All three dwarves in the room, though sitting, inclined their heads; a moment of silence passed, before the young woman, barely into her thirties and the closest thing that Orzammar had to a god, spoke.
“All of our preparations are done, and we’d better get started––time’s a wasting if we don’t, and time is important right now. But…” she paused; Dagna who always talked so fast, whose clever mind outpaced anyone Signy had ever met. “Uncle Orsin, you all know the risks, I want you to be sure. Very, very, extremely incredibly sure, okay?”
When Signy’s father nodded, that was when the Paragon turned and looked at Signy; the young dwarf blinked, and felt something clench in her throat. “Are you extremely sure? As sure as you’ve ever been about something?”
If she had let the question hang, Signy knew suddenly, without a shadow of a doubt, that she would have turned it down; would have quailed in terror and cried and refused, because it was not too late and she could change her mind and someone else would receive this incredible opportunity and go into that room instead of her.

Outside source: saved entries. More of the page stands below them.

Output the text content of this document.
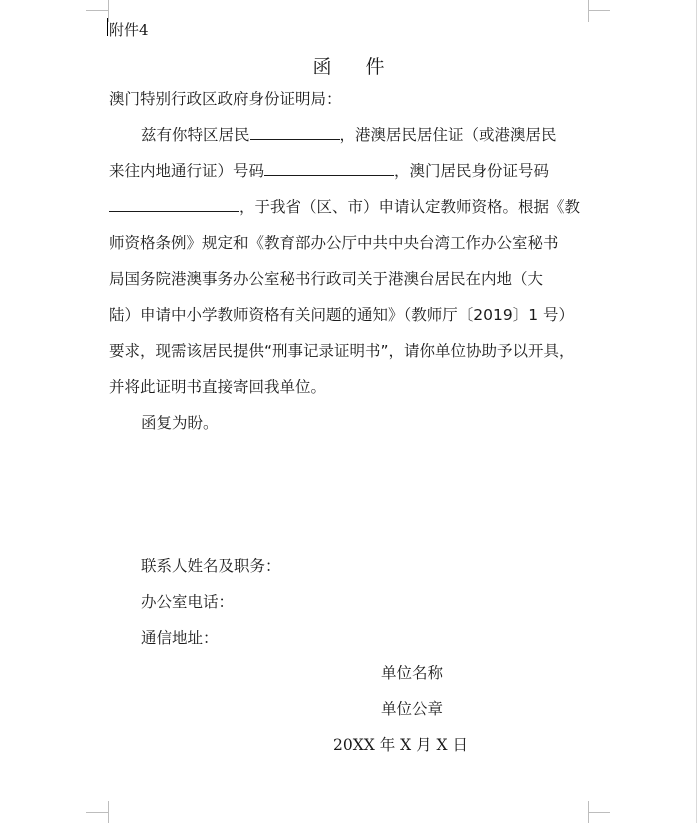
附件4
函 件
澳门特别行政区政府身份证明局：
兹有你特区居民	，港澳居民居住证（或港澳居民
来往内地通行证）号码	，澳门居民身份证号码
，于我省（区、市）申请认定教师资格。根据《教
师资格条例》规定和《教育部办公厅中共中央台湾工作办公室秘书
局国务院港澳事务办公室秘书行政司关于港澳台居民在内地（大
陆）申请中小学教师资格有关问题的通知》（教师厅〔2019〕1 号）
要求，现需该居民提供“刑事记录证明书”，请你单位协助予以开具，
并将此证明书直接寄回我单位。
函复为盼。
联系人姓名及职务：
办公室电话：
通信地址：
单位名称
单位公章
20XX 年 X 月 X 日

And the looks on her parents’ faces, the looks she imagined would be there…
“I’m very sure, Paragon.”
“Then let’s get started. Orsin, Signovar,” the Paragon made a face, Signy was not sure whether it was more an apologetic smile or a wince, “You can wait out here. You’ll be able to come in after the process starts, but for now, it’s better for everyone if you don’t.”
If Signy had been still in the anteroom when the door to the workshop closed, she might have seen the looks on her parents faces––which looked very much like what she had imagined their abject disappointment and loss of a potential mage daughter would have been.